La gente se ha terminado de cansar de palabras, promesas, mensajes, compromisos que a la vuelta de la noche electoral se convierten en lo contrario. Se hartó de oportunistas sin fundamento, programa ni más argumento que estar en un gobierno por estar o para que simplemente no esté otro, pero sin nada que de verdad aporte algo nuevo, ni al aire. Se escaldó de quienes, en un ejercicio que sería sólo grotesco de no insultar también la inteligencia de los sufridos ciudadanos/as, son capaces de hablar de crear empleo que al final queda en el de su grupito de asesores; de presumir de diálogo pero que se esconden (tras sus tablets y blogs 2.0) de unos contribuyentes que ni comen y empleados que no cobran.
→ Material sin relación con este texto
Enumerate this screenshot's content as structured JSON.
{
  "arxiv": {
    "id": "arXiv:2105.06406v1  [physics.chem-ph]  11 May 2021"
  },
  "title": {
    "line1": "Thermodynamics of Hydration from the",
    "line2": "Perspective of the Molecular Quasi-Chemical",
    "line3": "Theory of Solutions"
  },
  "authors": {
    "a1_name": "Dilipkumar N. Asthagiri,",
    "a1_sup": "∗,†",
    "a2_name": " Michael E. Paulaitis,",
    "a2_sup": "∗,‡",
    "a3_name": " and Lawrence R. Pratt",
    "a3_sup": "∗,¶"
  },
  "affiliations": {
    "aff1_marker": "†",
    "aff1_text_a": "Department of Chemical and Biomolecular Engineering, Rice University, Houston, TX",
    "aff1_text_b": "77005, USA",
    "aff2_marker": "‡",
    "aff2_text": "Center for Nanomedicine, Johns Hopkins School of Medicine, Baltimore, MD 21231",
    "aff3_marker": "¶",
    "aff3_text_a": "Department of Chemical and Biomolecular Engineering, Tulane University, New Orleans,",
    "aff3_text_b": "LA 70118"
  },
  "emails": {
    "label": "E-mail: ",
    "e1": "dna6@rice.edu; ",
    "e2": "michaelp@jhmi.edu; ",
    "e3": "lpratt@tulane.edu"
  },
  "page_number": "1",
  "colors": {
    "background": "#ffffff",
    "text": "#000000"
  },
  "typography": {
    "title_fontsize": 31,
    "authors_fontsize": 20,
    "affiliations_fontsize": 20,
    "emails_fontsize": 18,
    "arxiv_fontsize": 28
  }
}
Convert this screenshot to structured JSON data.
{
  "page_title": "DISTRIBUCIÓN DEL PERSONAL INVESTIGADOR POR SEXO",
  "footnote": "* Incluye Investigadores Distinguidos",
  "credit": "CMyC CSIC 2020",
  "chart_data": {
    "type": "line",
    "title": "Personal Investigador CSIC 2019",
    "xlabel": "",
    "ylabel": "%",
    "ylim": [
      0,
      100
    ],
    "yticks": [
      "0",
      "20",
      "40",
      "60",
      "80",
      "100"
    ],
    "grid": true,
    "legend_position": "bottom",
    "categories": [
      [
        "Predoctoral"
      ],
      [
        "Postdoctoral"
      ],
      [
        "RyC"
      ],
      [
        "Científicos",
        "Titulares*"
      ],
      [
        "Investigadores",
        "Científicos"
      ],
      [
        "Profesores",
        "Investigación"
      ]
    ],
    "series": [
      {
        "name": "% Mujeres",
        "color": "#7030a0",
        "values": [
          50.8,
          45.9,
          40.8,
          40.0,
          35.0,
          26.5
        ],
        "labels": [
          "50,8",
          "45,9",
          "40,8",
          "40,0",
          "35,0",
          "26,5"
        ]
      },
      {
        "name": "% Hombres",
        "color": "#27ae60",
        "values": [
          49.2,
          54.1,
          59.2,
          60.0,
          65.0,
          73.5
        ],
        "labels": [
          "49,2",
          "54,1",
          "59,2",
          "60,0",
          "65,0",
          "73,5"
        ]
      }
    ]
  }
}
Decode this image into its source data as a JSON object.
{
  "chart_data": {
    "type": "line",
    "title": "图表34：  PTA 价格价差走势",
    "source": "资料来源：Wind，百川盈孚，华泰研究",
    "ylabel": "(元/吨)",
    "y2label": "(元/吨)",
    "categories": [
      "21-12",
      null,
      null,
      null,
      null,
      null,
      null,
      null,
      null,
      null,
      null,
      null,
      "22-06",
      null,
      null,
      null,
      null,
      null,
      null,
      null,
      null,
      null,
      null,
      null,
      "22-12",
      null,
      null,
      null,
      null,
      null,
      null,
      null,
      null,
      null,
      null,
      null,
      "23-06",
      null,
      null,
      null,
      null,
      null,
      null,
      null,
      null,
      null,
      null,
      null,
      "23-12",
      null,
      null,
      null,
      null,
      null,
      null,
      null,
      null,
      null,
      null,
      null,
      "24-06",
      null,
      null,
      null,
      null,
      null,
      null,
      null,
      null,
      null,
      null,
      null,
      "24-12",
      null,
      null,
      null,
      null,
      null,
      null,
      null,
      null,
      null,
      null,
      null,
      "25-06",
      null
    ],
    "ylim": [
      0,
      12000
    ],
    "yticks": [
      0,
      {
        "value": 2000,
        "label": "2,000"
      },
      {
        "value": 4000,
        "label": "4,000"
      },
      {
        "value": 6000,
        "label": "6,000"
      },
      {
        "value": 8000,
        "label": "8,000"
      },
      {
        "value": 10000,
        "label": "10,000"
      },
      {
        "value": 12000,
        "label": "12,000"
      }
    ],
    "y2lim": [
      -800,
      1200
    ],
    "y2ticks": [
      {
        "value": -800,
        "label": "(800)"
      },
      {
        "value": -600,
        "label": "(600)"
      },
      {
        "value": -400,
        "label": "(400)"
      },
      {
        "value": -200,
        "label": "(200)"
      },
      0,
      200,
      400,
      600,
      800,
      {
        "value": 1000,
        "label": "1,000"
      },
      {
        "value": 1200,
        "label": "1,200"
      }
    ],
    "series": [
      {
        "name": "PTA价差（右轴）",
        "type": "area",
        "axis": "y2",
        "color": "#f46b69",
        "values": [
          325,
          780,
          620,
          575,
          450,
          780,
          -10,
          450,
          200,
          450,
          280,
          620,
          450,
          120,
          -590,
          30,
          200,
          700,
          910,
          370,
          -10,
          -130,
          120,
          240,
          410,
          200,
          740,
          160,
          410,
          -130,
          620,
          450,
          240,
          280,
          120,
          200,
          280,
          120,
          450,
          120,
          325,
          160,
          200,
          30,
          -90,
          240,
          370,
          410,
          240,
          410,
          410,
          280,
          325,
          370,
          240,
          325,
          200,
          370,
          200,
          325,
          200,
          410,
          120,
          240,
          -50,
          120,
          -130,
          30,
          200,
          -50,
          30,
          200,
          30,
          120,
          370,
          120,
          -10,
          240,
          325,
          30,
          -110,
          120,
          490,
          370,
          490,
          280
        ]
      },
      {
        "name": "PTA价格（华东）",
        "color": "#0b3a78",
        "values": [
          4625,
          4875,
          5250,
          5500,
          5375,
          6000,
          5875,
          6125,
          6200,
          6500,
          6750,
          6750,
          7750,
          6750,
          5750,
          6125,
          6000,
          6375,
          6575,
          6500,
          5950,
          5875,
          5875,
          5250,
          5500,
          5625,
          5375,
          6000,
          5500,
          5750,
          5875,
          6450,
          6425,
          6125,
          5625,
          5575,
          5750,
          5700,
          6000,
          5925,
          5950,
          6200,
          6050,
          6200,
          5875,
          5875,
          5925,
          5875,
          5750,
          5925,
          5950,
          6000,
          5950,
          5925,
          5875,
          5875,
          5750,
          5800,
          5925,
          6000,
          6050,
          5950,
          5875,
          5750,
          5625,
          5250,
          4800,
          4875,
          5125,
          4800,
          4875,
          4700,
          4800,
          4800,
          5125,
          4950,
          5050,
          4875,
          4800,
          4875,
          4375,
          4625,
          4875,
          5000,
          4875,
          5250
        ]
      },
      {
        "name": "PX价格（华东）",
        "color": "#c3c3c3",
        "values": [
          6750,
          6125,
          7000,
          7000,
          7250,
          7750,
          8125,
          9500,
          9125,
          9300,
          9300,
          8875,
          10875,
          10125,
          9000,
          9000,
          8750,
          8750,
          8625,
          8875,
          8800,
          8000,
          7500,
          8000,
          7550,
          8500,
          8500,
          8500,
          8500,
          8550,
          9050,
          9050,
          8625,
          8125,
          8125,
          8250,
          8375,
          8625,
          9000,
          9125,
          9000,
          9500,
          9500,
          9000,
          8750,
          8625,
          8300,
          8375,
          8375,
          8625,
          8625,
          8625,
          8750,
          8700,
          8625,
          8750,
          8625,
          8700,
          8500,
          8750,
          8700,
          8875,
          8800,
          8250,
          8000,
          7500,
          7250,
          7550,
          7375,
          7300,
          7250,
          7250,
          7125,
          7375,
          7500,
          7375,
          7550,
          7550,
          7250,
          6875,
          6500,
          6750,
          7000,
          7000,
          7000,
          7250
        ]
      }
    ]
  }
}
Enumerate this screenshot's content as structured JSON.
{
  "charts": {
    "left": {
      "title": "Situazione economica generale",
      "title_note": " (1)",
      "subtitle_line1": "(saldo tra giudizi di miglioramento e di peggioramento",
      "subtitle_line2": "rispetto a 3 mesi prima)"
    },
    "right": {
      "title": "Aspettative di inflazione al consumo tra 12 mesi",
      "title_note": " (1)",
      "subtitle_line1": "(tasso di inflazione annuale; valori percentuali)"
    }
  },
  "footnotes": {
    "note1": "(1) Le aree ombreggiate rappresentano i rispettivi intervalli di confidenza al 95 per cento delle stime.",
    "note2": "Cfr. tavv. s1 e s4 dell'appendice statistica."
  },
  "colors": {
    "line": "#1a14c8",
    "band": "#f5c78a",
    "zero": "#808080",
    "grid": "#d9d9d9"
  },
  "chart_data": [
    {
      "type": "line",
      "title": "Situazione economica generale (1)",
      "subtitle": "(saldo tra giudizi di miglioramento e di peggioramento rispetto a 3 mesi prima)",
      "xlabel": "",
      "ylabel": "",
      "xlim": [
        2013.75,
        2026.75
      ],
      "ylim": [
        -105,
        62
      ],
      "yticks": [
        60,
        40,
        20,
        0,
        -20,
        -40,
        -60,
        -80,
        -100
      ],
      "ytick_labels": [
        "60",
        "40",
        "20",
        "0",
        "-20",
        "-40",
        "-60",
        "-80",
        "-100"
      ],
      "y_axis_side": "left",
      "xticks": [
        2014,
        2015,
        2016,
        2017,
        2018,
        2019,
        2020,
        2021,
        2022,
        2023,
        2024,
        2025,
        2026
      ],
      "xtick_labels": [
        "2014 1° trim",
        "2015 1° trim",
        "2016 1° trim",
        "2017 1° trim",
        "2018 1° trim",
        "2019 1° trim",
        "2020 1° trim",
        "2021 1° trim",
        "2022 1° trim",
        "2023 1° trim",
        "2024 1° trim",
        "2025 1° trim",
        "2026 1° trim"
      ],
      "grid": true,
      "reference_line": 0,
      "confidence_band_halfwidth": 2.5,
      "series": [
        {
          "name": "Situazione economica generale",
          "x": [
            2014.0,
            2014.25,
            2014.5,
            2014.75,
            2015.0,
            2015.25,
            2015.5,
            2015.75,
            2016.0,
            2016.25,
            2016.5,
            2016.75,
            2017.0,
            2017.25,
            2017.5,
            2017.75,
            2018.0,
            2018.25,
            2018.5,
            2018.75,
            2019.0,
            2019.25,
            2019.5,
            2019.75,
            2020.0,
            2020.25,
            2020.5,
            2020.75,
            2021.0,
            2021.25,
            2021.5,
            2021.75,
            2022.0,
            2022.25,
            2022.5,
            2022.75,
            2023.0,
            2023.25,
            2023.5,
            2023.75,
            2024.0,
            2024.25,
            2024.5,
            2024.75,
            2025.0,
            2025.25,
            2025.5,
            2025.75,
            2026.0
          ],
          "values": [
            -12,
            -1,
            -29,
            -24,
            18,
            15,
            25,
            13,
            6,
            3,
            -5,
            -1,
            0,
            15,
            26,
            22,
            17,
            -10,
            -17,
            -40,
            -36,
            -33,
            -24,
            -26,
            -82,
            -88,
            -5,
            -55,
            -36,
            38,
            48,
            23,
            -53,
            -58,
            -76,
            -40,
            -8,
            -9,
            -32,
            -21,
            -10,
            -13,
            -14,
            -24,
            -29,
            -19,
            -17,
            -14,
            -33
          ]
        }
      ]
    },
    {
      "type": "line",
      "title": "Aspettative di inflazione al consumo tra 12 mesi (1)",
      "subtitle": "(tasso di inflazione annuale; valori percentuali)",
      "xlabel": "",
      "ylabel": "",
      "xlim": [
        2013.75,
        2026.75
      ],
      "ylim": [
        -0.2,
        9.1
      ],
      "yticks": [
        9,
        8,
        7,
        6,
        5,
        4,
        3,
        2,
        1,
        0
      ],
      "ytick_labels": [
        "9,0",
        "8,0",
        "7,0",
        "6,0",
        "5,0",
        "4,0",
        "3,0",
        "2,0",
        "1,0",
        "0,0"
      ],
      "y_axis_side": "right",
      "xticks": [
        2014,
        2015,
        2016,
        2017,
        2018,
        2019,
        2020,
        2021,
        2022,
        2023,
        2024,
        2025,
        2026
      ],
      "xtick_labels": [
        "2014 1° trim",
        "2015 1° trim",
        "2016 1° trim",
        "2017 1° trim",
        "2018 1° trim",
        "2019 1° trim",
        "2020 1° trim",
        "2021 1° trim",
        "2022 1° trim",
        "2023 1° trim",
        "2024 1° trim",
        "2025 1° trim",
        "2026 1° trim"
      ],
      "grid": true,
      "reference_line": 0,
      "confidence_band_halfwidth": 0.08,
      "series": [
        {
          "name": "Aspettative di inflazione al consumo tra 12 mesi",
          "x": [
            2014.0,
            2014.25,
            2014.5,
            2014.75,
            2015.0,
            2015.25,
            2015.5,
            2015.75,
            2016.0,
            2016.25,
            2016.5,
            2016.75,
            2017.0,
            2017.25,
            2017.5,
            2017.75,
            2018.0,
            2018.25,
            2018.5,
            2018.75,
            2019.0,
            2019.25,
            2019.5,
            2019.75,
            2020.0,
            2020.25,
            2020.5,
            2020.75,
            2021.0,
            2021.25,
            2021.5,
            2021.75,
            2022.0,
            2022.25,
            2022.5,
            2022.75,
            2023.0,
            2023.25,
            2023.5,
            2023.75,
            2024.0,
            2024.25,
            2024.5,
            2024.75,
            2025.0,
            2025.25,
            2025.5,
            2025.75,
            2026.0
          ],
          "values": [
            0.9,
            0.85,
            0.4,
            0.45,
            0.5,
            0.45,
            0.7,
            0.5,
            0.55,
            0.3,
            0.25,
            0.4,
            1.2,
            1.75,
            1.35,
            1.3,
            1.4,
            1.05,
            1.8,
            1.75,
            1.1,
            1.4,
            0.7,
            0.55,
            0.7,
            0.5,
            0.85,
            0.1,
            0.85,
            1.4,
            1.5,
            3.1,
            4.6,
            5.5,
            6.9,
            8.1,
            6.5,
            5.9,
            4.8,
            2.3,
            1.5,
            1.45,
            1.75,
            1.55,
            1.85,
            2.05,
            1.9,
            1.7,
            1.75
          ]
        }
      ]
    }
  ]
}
Aquellos y aquellas que han sufrido, pagado, llorado y rebelado esta crisis en cuerpo y alma, ya no están por soportar ni sus plasmas ni sus banderas de quita y pon, estrelladas ayer, emperradas hoy y lo que toque mañana, si es para mantener su statu quo y un sentido del ego que no entiende ni entenderá nunca lo del interés general.
 
Creo sinceramente que la política de la puesta en escena, del circo, de la publicity bien pagada, del arropamiento con los más famosos y populares de cada tribu, es una forma de hacer política que tiene sus días contados, porque también el dinero es poco y los limosneros demasiados. Las soluciones y propuestas a los problemas de verdad son imperiosa necesidad pero no son su prioridad.
 
“Abrirse paso” en la política, como en la vida, no puede ser a cualquier coste, empeñando ideales y dignidad, rodeándose de lobos y corderos según para qué, proyectándose como inmaculados y sin despeinarse si quiera pactando con todo lo que precisamente es estandarte de corrupción, soberbia, austericidio y hasta transfuguismo por amor…a la poltrona.
 
Sólo si viviera en Madrid y tuviera que elegir a su alcalde tal vez votaría a Pablo Iglesías, pero hasta en eso resulta honesto este otro personaje. El Pablo de Madrid reconoce que para detentar esa responsabilidad no se siente capacitado. Hay quien va por la vida con otro talante y talento, pero ese otro Pablo… no es Iglesias.
 
José Carlos Martín Puig es sociólogo.